Notch Inhibition Induces Cochlear Hair Cell Regeneration and Recovery of Hearing after Acoustic Trauma
https://www.sciencedirect.com/science/article/pii/S089662731...
Stick to FLAC and keep your fingers crossed for cochlear regeneration tech ;)
But in 20 years there will be new 20-year-olds. And one day there may be 40-year-olds that didn't damage their hearing with leaf blowers and rock concerts. And there may be a future compression algorithm so good that no one can tell, but you need a lossless original to take advantage of it.
Not quite 30 -> 55+ is where we would expect to see presbycusis,
And even though you may have diminished hearing you still have awareness of frequencies above 8Khz.
At 30 we're looking at typically 5db loss over 8khz, at 40 more than 10db.

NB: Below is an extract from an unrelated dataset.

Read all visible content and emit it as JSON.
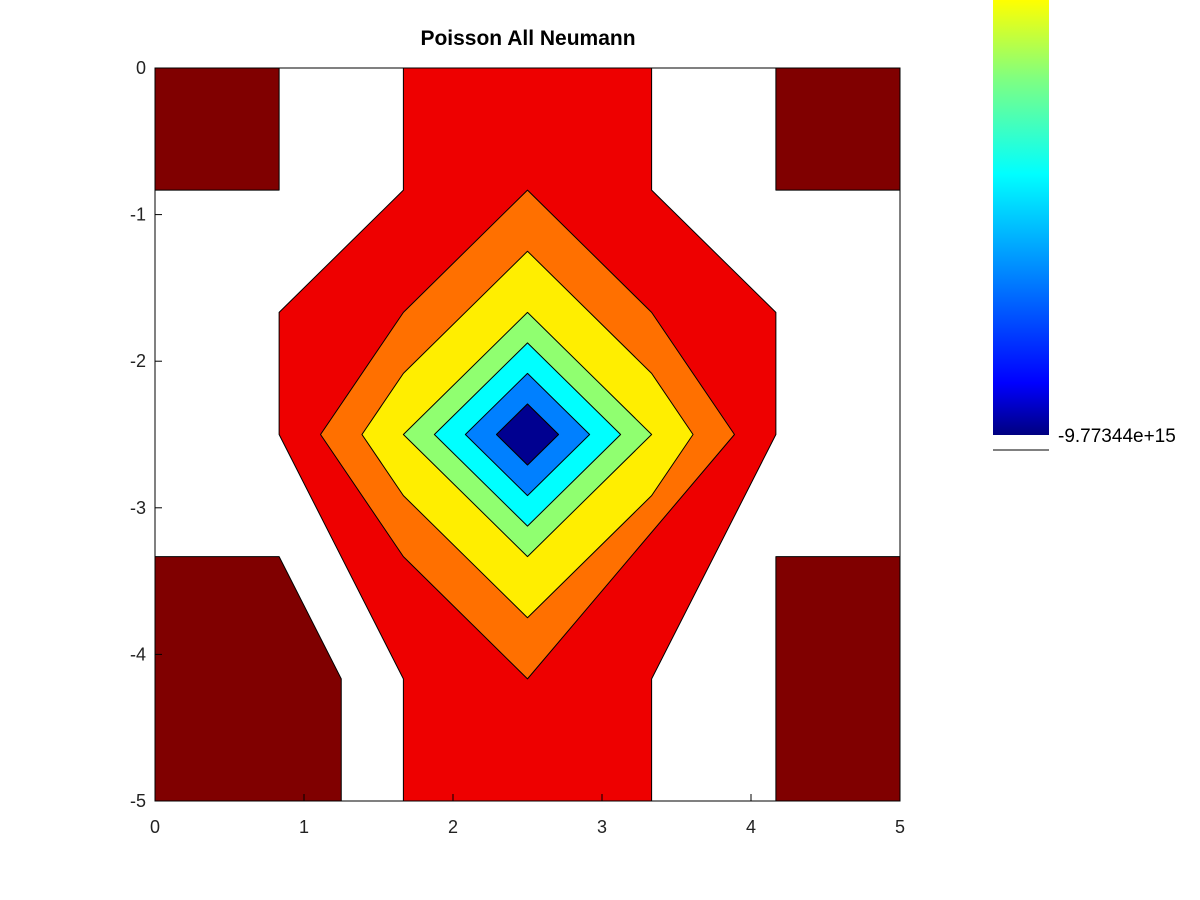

Sure, we're not talking about total hearing loss, but the reduced sensitivity is going to overwhelm any real artifacts from 16/44 that one might have genuinely detected at 20.
Imagined artifacts will probably remain or might even increase though, since people typically have much higher spending power at 40. :)
Any evidence of this?
I worked in audiology for my entire 30's and tested my own hearing (biocalibration) once a week.
Never once saw a reduction in my hearing thresholds (250Hz - 8kHz)
Nor have I read any supporting documentation that agrees with a reduction of 8kHz thresholds before the age of 55.